‘Putting the patient first’ has been the age-old adage of many a health-related communications campaign. But, for many of these, a picture of someone smiling on a poster or pamphlet often marks both the beginning and end of any real patient centricity.
by Conor Griffin, Partner at BOLDT
While investment and innovation in research and development are essential to the discovery of new treatments and medicines, listening to your end customer – the patient – would seem a sensible thing to do when looking at best ways to treat and care for patients.

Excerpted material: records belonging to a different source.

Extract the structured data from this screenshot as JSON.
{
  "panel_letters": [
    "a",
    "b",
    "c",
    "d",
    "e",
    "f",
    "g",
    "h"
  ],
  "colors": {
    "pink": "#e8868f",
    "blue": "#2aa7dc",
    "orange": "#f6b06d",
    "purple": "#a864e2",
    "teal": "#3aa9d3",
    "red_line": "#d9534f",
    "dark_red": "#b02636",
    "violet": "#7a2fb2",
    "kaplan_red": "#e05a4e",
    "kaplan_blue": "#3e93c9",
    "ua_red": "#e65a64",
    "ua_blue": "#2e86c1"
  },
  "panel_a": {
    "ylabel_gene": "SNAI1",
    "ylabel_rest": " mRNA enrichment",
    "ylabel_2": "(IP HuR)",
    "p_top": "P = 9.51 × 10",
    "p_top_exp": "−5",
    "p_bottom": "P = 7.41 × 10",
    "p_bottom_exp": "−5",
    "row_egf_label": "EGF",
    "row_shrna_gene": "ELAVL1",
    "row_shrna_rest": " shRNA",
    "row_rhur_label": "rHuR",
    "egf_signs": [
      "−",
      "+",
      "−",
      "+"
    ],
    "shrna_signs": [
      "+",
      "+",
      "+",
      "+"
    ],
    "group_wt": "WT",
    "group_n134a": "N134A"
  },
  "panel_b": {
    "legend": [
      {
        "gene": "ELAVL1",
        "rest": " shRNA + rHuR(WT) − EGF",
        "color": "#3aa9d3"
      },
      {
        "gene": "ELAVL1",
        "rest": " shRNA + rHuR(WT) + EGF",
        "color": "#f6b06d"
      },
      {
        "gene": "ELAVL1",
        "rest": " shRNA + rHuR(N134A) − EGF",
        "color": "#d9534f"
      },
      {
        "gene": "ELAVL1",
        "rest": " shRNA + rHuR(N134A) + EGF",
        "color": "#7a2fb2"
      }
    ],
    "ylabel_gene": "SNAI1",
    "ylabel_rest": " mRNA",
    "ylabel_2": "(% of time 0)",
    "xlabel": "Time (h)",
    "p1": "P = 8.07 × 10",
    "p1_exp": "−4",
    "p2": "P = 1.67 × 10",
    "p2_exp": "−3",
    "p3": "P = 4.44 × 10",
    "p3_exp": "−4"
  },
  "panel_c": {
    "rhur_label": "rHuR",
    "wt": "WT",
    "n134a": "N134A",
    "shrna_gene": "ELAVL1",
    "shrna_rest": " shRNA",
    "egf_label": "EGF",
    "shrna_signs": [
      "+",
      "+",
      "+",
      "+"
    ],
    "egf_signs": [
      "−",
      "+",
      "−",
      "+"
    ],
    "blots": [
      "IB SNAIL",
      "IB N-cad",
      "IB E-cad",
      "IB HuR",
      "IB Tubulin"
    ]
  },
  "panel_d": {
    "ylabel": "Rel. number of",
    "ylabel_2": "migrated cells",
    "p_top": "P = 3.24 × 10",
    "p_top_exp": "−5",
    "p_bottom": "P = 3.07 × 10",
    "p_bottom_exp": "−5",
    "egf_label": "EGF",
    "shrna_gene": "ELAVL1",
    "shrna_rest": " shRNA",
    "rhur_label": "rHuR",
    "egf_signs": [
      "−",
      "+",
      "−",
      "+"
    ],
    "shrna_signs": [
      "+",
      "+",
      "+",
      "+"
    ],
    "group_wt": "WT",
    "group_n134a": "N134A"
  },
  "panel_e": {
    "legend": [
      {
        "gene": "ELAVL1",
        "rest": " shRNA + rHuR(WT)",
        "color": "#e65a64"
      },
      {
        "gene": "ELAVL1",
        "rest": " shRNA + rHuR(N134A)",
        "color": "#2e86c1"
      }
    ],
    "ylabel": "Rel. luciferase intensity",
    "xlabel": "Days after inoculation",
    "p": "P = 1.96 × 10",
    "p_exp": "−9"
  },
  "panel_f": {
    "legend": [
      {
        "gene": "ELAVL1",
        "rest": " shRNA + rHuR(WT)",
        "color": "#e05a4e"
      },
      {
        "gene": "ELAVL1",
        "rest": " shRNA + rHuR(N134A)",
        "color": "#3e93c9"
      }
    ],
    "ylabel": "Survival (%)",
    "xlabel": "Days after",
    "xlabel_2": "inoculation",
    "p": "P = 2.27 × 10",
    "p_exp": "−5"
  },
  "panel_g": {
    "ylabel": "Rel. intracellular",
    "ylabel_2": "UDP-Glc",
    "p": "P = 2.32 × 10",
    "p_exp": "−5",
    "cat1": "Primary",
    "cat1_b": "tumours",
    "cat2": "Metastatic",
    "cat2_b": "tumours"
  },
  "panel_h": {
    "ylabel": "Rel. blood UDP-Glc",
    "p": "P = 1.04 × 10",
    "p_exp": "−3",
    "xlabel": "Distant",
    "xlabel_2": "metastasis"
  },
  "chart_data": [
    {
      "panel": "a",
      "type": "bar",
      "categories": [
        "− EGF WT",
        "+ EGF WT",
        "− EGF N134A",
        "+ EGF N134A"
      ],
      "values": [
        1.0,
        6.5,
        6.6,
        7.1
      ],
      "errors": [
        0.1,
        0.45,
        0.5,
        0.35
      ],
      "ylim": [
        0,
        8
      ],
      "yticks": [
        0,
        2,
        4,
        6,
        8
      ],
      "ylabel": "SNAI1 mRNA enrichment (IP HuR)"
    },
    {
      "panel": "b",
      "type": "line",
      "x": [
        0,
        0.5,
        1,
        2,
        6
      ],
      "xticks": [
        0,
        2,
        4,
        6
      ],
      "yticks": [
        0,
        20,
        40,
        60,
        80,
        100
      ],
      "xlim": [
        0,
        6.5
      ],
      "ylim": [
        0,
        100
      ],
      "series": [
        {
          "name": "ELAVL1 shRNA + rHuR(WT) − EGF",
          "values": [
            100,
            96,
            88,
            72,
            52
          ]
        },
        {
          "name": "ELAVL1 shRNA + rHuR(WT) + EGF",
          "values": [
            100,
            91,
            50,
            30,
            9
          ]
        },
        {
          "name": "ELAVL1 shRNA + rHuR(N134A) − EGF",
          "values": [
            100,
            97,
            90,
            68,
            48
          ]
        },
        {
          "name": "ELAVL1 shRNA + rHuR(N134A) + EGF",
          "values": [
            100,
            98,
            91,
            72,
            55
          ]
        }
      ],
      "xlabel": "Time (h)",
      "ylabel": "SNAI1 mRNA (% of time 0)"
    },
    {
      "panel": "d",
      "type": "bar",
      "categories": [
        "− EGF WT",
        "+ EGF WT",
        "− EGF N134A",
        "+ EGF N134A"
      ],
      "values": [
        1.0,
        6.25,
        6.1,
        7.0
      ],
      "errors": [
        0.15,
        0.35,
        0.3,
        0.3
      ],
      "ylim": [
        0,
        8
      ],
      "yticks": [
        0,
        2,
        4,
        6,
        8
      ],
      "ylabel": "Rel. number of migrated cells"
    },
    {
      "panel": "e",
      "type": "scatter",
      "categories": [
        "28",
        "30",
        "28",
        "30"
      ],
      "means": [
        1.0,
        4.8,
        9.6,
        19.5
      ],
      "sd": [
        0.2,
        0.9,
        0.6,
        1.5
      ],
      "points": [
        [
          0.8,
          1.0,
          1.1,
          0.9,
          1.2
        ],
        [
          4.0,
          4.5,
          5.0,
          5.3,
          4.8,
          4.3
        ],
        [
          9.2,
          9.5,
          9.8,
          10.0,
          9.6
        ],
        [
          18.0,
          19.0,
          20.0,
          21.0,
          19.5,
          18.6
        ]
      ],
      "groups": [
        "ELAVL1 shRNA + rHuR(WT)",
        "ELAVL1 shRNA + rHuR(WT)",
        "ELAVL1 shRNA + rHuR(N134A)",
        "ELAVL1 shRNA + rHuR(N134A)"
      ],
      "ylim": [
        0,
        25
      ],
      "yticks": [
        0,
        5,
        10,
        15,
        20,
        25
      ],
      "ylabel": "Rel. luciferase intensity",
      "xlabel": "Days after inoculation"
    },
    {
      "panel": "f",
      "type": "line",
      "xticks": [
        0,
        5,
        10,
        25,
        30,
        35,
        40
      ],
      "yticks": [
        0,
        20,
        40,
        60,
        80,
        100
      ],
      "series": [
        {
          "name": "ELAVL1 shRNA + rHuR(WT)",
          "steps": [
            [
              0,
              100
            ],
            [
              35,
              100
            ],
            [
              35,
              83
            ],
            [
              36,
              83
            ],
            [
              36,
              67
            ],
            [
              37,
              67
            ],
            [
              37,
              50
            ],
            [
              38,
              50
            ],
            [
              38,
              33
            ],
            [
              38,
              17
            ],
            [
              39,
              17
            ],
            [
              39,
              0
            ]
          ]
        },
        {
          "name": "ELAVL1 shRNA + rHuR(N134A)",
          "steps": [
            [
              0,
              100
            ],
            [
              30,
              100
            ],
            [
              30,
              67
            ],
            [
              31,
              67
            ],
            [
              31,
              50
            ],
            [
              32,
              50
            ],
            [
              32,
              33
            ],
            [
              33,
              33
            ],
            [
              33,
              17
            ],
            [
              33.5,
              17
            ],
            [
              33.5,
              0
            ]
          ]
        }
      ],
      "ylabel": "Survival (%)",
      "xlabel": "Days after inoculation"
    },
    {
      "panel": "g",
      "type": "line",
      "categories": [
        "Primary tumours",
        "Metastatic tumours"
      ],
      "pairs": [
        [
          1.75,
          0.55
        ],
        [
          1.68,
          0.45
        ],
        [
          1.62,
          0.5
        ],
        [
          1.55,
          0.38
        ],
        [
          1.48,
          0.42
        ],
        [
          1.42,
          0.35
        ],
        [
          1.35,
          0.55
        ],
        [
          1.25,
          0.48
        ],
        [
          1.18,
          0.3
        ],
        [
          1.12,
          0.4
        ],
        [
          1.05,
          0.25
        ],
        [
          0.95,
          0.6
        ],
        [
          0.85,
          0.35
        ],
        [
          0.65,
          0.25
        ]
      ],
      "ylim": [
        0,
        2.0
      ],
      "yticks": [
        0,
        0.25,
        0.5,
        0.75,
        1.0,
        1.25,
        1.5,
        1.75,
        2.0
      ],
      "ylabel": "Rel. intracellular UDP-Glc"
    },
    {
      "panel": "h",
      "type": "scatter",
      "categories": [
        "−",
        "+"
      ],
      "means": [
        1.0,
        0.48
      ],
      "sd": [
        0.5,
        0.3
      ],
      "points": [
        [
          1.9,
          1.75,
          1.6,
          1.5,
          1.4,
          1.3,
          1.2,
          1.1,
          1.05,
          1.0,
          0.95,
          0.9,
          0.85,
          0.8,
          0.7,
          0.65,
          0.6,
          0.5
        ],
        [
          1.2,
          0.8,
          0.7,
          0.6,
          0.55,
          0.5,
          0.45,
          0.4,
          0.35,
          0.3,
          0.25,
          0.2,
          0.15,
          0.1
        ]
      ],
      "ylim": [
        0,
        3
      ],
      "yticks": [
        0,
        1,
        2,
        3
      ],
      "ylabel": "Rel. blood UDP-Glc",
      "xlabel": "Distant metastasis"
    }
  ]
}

Patient centricity is an increasingly popular approach across much of the healthcare sector. Defined as “putting the patient first in an open and sustained engagement of the patient to respectfully and compassionately achieve the best experience and outcome for that person and their family”, patient centricity considers the integral role of patient perspectives in the design and implementation of medicines, healthcare technologies and clinical services. It enshrines important principles for patients such as education / information, co-creation, access and transparency.
Patient centricity has now become recognised as a central and essential aspect of learning across the healthcare industry. It places value on centering a patient’s attitudes, wishes and needs around their own health management in their interactions with an often wide assortment healthcare professionals.
The truth is that we need to ask questions to find answers. The role of the patient is no longer that of a passive recipient of care. So many organisations are now claiming to be patient centric or to “have the patient at the centre of everything we do”. Though, in reality, many organisations, particularly those in science-facing functions, have often been reluctant to engage with patients at an in-depth level until later in their marketing activities, though thankfully this is now changing at pace.
For an organisation to become truly patient centric, meaningful patient engagement should begin at the onset of a research and development programme, not just at the marketing phase. The enlightened few that are doing this well are also involving patients’ perspectives in the development of public policy and the regulatory procedures that impact drug development and delivery. There are also a wide number of initiatives underway across the industry to encourage patient involvement in the design, planning and delivery of health services.